Bake at 325 for 25 minutes. Cool in pan
on wire rack for 10 minutes. Run a knife around adges and release sides. Serve warm with toppings.
Store in refrigerator. Yields 12 servings.
This may be made a day ahead and reheated. Add toppings before serving.
Sun-Dried Tomato Cream Puffs Appetizer
1/2 cup water
1/4 cup butter/margarine
1/4 cup all-purpose
flour
2 T sun-dried
tomatoes (not oil packed), finely
chopped
1/4 tsp.
salt
1/4 tsp.
dried basil
1/8 tsp.
ground red pepper
2 eggs
4 oz cream
cheese, softened
Preheat oven to 425. in medium saucepan bring water and butter to boil. Stir in remaining ingredients except eggs
and cream cheese. Cook over medium heat stirring vigorously until mixture leaves sides of pan in a smooth compact ball
(about 1 minute). Remove from heat and cool slightly.
Add eggs one at a time, beating with hand mixer for 1 minute after each addition until smooth and glossy. Drop mixture
by tablespoonfuls onto ungreased cookie sheet to form 20 puffs.
Bake at 425 for 15-20 munutes or until puffed and golden brown. Remove from oven and cut small slit in side of each
to allow steam to escape. Coll completely.
Stir or beat softened cream cheese until smooth. Cut puffs in half and spoon 1 tsp cream cheese onto each half.
Makes 40 servings.
Championship
Artichoke Dip
2 cups Parmesan
cheese
2 cups Mossarella
cheese, Italian style
1 cup Mayonnaise
2 cloves
garlic, finely chopped
2 cans (16
oz. each) artichoke hearts, drained
and finely chopped
Mix all ingredients thoroughly. Bake in oven-proof bowl at 380 degrees for 45 minutes. Serve with an assortment
of crackers.
Cheese Slaw Appetizer
1 lb. Swiss
cheese, coarsely shredded (like slaw
would look)
1 bunch green
onions with tops, chopped
1/2 cup mild
banana peppers, chopped
1/2 cup Jalapeno
peppers, diced
Mayonnaise
1 head cabbage
Combine cheese, green onions, banana and Jalapeno peppers in a bowl. Add enough mayonnaise to bind and mix well.

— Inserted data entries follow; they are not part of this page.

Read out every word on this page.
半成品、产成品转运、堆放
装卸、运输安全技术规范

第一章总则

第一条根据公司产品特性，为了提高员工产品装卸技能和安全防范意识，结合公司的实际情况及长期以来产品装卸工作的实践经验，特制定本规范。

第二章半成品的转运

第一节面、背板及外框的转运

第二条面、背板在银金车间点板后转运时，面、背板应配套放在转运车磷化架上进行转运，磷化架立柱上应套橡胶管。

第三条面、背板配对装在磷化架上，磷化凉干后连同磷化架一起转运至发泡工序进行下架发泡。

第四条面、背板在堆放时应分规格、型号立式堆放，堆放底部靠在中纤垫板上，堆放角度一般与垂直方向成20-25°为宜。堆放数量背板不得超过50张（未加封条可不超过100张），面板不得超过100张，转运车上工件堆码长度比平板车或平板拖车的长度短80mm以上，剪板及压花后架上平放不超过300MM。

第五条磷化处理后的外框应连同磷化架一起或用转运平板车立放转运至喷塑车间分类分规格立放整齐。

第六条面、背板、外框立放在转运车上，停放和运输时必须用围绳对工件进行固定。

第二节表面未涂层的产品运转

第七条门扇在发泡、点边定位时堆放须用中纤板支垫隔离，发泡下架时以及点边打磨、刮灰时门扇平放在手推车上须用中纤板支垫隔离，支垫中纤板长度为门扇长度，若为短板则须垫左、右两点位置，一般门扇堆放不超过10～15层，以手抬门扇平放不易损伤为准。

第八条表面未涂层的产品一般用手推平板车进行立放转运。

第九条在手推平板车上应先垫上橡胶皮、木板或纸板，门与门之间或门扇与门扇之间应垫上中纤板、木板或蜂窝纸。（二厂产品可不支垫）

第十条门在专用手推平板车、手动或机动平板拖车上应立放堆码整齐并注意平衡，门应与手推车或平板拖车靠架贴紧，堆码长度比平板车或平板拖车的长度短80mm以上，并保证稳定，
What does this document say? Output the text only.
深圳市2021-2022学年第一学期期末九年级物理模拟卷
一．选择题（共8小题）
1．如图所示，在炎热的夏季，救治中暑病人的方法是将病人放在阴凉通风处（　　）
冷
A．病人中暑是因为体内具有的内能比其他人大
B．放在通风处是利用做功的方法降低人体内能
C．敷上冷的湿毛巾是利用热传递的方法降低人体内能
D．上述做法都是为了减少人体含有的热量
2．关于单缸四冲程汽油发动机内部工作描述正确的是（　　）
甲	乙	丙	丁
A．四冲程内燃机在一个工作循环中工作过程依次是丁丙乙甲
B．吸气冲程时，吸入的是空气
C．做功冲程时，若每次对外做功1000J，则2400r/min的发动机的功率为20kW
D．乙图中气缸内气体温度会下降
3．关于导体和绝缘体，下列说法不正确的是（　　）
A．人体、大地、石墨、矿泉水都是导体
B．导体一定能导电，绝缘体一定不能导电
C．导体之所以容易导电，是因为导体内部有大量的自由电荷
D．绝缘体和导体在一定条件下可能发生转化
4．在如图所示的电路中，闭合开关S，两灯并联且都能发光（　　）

Store in refrigerator (can be stored up to a week). Add more mayonnaise if needed when serving.
Hollow out center of cabbage head, put on serving plate and fold back outer leaves (or put some loose leaves around side
of plate). Spoon cheesee mixture into center and serve with large size corn chips for 'scoops'. Makes 16 servings.
Mushroom Stuffed
Phyllo Bundles
1 T butter/margarine
1/2 cup red
bell pepper, diced
1 clove garlic,
minced
1-1/2 cups
fresh mushrooms, chopped
1/4 cup fresh
chives, chopped (or 1 T dried)
1/4 tsp.
salt
1/4 tsp.
dried marjoram leaves
1/4 tsp dried
sage leaves
1/8 tsp.
pepper
6 sheets
(17"x12") frozen phyllo pastry, thawed
Nonstick
cooking spray
2 T shredded
fresh Parmesan cheese
Melt butter in skillet. Add bell pepper and garlic. Cook and stir 1-2 minutes until tender. Add mushrooms
and cook 2-3 munites until tender. Remove from heat and stir in chives, salt, marjoram, sage, and pepper. Mix
well.
Heat oven to 350. Unroll phyllo sheets and cover with plastic wrap or towel. Use the first 3 phyllo sheets for
half of mixture: Place 1 sheet on work area, spray with cooking spray; layer with 2 more, spraying each with the cooking
spray; cut through all three layers with sharp knife to make 12 squares.
Place heaping teaspoon of mushroom mixture in center of each square and sprinkle each with Parmesan cheese. Bring up
edges of pastry squares and twist or pinch together to seal.
Place on ungreased cookie sheet. Repeat with remaining three phyllo sheets, mixture, and cheese. Bake at 350 for
18-20 minutes or until golden brown. Serve warm Makes 24 appetizers.